Smiling Lauren - Survivor Temporada 44 Episódio 12Smiling Lauren - Survivor Temporada 44 Episódio 12
(CBS/SCREENGRAB DE ALTA QUALIDADE DISPONÍVEL)

Elas não tinham roteiro (mas ainda assim eram levemente manipuladas na edição) e eram vergonhosamente sinceras.

Nós rimos, nos encolhemos e gritamos para a tela quando conhecemos esses “personagens da realidade”, a maioria dos quais eram antagonistas, vilões e idiotas desagradáveis ​​que ainda eram inexplicavelmente ricos e famosos.

Mal sabíamos na época que os reality shows e as comédias constrangedoras estavam lentamente moldando o futuro da comédia na televisão.

Esses programas de terror nos ensinaram, de alguma forma, a diferença entre o certo e o errado — ou, pelo menos, a diferença entre “tóxico” e “tentar ser uma pessoa melhor”.

A intenção dos reality shows era nos fazer “odiar” várias pessoas reais por suas falhas de caráter.

Pam Beesly corrigida - The OfficePam Beesly corrigida - The Office
(NBC/Captura de tela)

Os mockumentaries cringe nos ensinaram o que fazer quando vemos algo socialmente inaceitável. Nós resistimos passivamente a essa coisa terrível.

Ficamos vermelhos, escondemos o rosto e olhamos com descrença — ou, às vezes, com um julgamento silencioso.

Podemos até olhar para a câmera, deixando todos assistindo saberem, “Isso não foi ideia minha. Estou tão chocado quanto você.”

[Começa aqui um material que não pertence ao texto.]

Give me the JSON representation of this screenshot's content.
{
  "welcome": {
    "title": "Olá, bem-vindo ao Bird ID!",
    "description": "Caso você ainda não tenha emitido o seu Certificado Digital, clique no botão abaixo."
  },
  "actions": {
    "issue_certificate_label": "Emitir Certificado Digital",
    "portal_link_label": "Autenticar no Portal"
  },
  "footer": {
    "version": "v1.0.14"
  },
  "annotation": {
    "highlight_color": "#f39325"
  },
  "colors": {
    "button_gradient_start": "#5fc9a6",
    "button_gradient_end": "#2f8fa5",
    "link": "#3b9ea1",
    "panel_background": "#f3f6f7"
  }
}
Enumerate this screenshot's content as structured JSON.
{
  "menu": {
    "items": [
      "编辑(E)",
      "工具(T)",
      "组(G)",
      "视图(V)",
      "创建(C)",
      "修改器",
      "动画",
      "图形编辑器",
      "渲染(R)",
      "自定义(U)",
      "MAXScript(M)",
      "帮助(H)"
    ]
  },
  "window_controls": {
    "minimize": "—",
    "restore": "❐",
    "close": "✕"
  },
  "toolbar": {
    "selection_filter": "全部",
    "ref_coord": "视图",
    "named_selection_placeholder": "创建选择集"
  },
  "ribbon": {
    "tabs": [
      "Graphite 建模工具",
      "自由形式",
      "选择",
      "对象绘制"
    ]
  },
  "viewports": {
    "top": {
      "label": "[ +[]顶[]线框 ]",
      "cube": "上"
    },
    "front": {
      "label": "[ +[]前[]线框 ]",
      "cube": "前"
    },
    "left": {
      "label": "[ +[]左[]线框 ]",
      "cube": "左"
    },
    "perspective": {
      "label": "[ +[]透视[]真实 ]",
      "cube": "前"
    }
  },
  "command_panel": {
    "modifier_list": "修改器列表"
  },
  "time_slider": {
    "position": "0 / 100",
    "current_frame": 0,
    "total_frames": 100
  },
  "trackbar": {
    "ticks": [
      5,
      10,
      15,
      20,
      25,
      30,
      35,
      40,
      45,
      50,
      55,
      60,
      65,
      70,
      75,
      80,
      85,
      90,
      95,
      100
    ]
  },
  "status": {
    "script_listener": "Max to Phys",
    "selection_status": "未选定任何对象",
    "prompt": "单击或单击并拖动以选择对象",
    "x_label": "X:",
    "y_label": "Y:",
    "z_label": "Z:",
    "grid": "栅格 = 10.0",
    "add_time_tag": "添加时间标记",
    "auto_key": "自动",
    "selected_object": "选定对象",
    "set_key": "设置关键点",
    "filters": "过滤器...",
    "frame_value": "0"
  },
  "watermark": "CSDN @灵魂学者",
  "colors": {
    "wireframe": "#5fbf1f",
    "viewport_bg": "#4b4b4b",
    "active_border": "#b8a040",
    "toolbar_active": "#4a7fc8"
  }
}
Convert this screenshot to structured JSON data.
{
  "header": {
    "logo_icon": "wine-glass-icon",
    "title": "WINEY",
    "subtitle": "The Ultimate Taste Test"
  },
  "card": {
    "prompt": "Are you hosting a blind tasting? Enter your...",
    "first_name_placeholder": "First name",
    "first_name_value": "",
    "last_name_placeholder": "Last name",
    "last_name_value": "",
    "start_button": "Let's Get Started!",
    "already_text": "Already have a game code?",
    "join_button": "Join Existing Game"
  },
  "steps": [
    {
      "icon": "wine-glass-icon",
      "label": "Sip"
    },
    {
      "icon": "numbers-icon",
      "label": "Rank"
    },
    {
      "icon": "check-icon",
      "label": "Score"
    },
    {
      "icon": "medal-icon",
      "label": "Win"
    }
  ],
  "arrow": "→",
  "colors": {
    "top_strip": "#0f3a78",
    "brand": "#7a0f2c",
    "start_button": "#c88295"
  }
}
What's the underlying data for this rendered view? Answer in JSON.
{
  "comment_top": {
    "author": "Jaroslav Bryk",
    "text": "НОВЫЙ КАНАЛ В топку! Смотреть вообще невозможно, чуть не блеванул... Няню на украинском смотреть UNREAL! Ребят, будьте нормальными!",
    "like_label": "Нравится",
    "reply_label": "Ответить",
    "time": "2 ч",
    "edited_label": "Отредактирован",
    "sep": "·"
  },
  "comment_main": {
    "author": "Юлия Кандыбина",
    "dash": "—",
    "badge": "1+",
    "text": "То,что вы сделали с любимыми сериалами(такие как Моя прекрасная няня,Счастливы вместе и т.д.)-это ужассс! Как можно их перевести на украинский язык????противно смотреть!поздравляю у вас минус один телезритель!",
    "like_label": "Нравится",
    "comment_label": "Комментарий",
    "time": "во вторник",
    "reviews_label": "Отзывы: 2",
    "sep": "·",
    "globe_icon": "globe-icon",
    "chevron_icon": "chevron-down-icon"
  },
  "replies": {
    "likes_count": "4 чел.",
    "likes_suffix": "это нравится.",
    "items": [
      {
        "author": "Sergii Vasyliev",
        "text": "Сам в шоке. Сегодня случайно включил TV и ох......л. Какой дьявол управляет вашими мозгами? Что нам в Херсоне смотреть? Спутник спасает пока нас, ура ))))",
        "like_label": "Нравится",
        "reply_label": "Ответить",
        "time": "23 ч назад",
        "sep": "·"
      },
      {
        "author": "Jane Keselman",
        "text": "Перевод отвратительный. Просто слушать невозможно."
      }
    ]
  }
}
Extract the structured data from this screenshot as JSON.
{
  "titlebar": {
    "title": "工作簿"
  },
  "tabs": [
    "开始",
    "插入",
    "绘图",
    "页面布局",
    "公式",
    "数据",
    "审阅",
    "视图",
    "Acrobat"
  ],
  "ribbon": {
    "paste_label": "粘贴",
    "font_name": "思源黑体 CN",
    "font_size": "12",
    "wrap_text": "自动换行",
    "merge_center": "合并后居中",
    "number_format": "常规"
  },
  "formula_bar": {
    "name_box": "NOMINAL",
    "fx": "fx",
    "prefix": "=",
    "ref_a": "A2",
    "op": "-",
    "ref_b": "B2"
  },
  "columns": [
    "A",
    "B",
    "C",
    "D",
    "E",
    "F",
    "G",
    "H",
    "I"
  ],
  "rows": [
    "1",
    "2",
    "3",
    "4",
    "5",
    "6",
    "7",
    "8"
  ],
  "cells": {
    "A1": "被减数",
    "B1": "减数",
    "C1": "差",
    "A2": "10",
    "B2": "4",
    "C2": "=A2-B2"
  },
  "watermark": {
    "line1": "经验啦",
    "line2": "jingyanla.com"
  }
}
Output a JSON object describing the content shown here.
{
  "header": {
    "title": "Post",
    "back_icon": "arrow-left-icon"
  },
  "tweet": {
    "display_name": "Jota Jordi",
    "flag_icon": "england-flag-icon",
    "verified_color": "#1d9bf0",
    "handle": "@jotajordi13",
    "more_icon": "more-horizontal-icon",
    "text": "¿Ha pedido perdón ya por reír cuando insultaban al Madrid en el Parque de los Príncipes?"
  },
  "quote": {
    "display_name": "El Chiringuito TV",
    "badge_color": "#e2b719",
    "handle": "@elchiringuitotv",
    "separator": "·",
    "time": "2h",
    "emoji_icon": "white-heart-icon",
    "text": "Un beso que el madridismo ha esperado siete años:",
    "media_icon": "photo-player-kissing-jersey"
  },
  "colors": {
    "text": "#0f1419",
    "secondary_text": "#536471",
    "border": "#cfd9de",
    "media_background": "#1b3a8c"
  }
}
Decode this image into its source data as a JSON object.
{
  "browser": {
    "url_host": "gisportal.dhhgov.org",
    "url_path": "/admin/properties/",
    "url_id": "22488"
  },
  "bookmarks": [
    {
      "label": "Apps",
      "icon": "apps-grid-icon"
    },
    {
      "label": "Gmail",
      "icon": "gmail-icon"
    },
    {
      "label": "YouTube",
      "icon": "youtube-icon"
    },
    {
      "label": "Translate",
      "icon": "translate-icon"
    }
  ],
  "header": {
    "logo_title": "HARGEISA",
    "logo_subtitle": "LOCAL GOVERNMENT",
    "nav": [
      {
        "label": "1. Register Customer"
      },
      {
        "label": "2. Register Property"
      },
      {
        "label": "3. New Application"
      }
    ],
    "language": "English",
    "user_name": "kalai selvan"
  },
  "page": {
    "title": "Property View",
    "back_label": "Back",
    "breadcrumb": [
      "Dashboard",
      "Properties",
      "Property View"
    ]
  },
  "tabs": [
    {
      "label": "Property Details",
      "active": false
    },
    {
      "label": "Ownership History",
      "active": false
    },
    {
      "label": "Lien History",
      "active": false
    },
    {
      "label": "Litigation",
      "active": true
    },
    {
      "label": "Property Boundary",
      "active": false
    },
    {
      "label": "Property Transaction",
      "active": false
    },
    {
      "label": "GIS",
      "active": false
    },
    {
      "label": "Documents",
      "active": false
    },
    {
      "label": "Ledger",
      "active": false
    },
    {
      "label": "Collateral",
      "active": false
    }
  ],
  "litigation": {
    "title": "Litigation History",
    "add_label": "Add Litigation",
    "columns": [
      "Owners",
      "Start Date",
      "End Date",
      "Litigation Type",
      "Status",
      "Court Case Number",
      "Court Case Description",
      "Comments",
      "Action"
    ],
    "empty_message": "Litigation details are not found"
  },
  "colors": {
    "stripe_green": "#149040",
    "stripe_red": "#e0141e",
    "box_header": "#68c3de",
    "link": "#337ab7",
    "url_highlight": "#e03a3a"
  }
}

Claro, era engraçado naquela época porque era muito pouco convencional comparado aos clichês dos seriados cômicos dos anos 1990.

(Lembre-se de todos aqueles clones de Seinfeld e Amigos?)

Mas, com o tempo, deixamos que a TV constrangedora (criação dos reality shows e dos falsos documentários de comédia) invadisse a consciência social da comédia televisiva.

Nós não rimos mais juntos

Simplificando, os espectadores de TV não sabem como reagir a nada que não seja uma piada óbvia ou um “momento constrangedor” tirado diretamente de um curta do YouTube.

Jennifer Aniston trabalhando duro - AmigosJennifer Aniston trabalhando duro - Amigos
(NBC/Captura de tela)

Perdemos a capacidade de analisar e discutir objetivamente coisas provocativas que vemos na televisão. Perdemos o desejo de nos comunicar uns com os outros e encontrar sensibilidades cômicas que temos em comum.

Nós diluímos nossa capacidade de discordar de alguém ou de alguma coisa, mas ainda encontramos valor em ter uma conversa aberta com um adversário.

Claro, você poderia culpar a política por nos dividir tanto quanto qualquer outra coisa.

Mas parece que as comédias das décadas anteriores aproveitaram a oportunidade de encontrar humor nos conflitos.

Talvez o problema agora seja que o público está polarizado em opiniões ou totalmente em silêncio sobre qualquer tópico controverso.

Não há mais humor porque paramos de nos comunicar com nossos inimigos, adversários e conhecidos que não são nossos melhores amigos e, portanto, não são confiáveis ​​por padrão.

Chegamos oficialmente à nova era da Fome da Comédia Politicamente Correta na televisão.

Não conseguimos mais lidar com conflitos porque preferimos brigar do que acalmar argumentos com bom humor.

Michael com Pam - O EscritórioMichael com Pam - O Escritório
(NBC/Captura de tela)

Tudo o que podemos fazer é nos encolher diante de qualquer coisa que não pareça certa, deixando o proverbial Michael Scott nos intimidar para ficarmos em silêncio enquanto ele tagarela por minutos a fio.

Tudo o que posso dizer é que se você estiver sentindo os efeitos da fome de comédia, assista a alguns seriados cômicos dos anos 1950, 60, 70 e 80.

Veja o mundo através dos olhos dos seus pais ou avós e tente entender o contexto.

Assistir a antigos programas de comédia não só tempera seu senso de humor como também ajuda você a descobrir as neuroses da geração anterior.

Afinal, entender o senso de humor de uma pessoa é dar uma olhada em sua alma.

O que vocês acham, fanáticos por TV? A sitcom está em um estado lamentável por causa do humor constrangedor e da ascensão do politicamente correto?